Dingle, Ireland’s greatest claim to fame has long been Fungie the Dolphin. Irish children grow up with stories of Fungie and take summer boat trips out along the bay in hopes of spotting him.
Today, the small town on Ireland’s westernmost peninsula is carving out a name for itself as a food destination. In Dingle, farm-to-table is a way of life rather than a pricey trend, and annual food festivals have helped to showcase the growing culinary scene by drawing large and hungry crowds.
What Dingle was missing, Justin Burgess realized last year, was coffee.
25-year-old Burgess, who has lived in Dingle since the age of 10, fell for good coffee after running the machine at Murphy’s, the town’s most famous ice cream shop.

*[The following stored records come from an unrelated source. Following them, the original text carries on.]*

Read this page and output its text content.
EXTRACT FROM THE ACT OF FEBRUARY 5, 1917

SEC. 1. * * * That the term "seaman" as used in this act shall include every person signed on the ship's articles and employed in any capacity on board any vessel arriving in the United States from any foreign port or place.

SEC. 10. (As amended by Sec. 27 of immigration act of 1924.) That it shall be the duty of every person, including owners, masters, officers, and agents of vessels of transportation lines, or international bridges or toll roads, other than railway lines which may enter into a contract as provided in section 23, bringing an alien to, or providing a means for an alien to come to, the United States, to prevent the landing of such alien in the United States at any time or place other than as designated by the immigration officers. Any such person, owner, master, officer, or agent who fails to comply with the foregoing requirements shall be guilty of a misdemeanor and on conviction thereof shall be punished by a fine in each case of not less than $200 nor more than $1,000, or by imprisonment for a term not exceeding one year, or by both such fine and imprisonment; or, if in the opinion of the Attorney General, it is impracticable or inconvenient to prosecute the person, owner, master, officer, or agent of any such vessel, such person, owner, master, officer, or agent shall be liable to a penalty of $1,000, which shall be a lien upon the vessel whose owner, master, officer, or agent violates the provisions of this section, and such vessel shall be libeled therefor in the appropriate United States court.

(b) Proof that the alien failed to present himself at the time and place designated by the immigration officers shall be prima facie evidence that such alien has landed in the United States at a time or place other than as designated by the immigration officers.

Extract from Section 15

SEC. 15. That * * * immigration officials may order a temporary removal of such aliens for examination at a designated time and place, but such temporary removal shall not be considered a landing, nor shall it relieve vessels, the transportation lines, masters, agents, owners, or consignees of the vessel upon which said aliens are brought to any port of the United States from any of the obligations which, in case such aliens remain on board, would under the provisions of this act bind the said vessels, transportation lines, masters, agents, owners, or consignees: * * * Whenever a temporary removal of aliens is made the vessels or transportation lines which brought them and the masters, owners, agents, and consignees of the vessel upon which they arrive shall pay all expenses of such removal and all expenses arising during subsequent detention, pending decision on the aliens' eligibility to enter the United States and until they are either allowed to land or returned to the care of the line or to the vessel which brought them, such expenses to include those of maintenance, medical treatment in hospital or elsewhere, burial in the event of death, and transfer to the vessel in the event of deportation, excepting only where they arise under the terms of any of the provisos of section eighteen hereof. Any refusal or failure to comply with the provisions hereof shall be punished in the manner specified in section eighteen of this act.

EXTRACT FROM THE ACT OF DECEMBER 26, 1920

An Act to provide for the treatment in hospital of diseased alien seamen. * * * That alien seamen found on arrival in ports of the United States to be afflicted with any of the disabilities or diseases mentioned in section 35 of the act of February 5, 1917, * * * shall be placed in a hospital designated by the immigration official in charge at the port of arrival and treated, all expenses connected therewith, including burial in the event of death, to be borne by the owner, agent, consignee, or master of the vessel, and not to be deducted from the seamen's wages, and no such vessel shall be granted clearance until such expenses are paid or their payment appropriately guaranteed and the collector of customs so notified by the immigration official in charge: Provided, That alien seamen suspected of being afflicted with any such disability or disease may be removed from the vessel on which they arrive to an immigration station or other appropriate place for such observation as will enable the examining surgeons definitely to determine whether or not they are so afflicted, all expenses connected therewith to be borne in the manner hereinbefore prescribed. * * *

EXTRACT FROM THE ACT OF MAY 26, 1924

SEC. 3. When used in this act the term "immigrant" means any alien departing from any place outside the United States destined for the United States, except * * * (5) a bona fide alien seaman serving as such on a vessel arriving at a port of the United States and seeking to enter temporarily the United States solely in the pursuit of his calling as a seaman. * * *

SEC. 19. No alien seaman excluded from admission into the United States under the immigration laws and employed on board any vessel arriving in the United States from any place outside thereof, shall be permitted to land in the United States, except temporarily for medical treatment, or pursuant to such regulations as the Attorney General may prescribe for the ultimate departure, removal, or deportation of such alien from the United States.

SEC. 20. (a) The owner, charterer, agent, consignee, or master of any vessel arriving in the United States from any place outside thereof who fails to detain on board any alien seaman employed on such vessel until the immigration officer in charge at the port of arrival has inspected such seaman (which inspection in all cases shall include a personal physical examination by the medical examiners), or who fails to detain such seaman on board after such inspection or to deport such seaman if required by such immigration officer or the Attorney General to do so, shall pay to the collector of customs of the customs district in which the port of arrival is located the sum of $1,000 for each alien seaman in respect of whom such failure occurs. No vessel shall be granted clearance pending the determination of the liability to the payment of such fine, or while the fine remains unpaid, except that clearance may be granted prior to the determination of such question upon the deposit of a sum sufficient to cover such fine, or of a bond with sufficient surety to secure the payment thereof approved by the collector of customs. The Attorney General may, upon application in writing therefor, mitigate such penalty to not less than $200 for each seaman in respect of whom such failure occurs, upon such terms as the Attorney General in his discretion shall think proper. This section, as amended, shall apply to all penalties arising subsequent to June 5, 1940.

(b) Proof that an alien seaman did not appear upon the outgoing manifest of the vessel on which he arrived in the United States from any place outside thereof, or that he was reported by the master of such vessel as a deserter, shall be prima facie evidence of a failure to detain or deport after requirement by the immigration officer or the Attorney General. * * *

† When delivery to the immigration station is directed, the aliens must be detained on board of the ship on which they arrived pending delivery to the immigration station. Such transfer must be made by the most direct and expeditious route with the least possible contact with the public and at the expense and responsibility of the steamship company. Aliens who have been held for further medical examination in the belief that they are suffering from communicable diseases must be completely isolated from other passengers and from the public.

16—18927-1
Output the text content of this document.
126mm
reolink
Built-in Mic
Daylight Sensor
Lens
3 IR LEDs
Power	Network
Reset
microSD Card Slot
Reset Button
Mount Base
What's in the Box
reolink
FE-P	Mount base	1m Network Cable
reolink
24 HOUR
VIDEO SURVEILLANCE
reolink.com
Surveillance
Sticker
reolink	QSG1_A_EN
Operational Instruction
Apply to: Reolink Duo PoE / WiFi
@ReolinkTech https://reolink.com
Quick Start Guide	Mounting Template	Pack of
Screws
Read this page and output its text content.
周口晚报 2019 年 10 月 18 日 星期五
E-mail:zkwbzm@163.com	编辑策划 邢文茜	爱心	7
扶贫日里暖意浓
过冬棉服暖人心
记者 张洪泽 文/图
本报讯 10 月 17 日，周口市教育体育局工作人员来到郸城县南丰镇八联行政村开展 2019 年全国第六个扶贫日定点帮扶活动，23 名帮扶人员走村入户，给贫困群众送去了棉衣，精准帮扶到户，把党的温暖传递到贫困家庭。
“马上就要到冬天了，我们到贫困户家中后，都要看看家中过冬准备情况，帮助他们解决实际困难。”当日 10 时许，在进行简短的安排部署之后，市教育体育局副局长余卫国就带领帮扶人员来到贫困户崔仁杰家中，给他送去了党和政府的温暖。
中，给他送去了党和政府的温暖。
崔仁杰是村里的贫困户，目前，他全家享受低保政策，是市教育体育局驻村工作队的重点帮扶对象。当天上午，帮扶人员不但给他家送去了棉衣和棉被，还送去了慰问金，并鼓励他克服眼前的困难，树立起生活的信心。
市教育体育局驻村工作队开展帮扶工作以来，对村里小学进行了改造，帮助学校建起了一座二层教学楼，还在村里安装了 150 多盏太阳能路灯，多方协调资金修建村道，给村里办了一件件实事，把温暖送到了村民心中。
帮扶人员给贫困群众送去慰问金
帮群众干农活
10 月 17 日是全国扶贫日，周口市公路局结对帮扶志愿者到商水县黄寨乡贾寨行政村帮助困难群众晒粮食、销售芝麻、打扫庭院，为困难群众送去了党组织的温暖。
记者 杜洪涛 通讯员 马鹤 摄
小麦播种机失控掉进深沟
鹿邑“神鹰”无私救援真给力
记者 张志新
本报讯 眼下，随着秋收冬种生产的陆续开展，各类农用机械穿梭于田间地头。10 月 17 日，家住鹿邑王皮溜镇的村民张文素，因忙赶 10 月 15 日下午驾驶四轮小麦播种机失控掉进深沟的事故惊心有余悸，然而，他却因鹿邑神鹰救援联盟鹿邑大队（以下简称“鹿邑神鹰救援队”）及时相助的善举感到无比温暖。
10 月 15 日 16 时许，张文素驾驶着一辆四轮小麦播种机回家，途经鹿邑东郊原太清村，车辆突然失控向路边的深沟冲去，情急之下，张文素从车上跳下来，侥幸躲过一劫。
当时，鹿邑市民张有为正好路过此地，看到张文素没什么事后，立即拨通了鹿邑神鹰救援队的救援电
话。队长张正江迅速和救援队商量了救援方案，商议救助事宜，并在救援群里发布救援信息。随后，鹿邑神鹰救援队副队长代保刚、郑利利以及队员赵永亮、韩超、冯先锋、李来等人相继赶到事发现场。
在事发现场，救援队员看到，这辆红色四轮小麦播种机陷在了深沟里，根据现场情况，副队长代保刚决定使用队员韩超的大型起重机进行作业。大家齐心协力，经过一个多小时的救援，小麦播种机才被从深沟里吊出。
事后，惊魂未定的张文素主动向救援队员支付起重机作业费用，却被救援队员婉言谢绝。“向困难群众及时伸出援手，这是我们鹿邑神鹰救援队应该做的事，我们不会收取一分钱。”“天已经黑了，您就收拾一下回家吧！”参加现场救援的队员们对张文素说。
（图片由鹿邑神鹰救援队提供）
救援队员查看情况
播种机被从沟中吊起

He went to Dublin to train with 3FE, and spent six years perfecting his pull in between scooping cones.
With a population of just 1,960 people, Dingle is small-town Ireland at its best. Numbers swell in the summer, with dolphin seekers and day-trippers passing through Dingle’s two main streets. Murphy’s was committed to good coffee, but would always put ice cream first.
Dingle, and Burgess, were ready for a standalone coffee bar.
Or at least a coffee cart.
Burgess’s original plan was to create a seasonal pop-up along the pedestrian-heavy harbor road. However, challenges with licensing the coffee cart crashed plans for a temporary test run of the specialty coffee venture.
With the cart option out, Burgess worked with business partner (and brother) Luke Burgess to find a cozy space in the town center. With sister Georgia Burgess manning the Nuova Simonelli Aurelia T3, Bean in Dingle was up and running within weeks.
For coffee, Burgess tapped Brock Lewin of Badger & Dodo, and his enthusiasm convinced Lewin to create the roasting house’s first ever customized blend. The coffee bar has had to find a kind of balance, Burgess explains, between the familiar and the cutting-edge in order to cater to locals with a high-quality product while tapping into the large market of visitors craving more than a typical cup.
The result is a menu that is straightforward and un-intimidating, but perfectly executed. The chalkboard menu lists choices between “black” or “milky.” The milk is sourced from a local County Kerry dairy, and those opting for black also have the choice of a V60.
Though the menu is unpretentious, the setup is serious. Bean in Dingle was the first cafe in Ireland with a Mahlkönig PEAK grinder, and the Aurelia sits gleaming in full view.
With sunny yellow touches, a communal table, and the occasional framed Marvin Gaye album, the shop is bright and approachable.
Bean in Dingle is a coffee shop ideal—family-run, great attention to detail, unwavering commitment to good coffee, all while symbiotically supporting other local businesses.
“It’s a bit mad,” Burgess explains, “but it works.”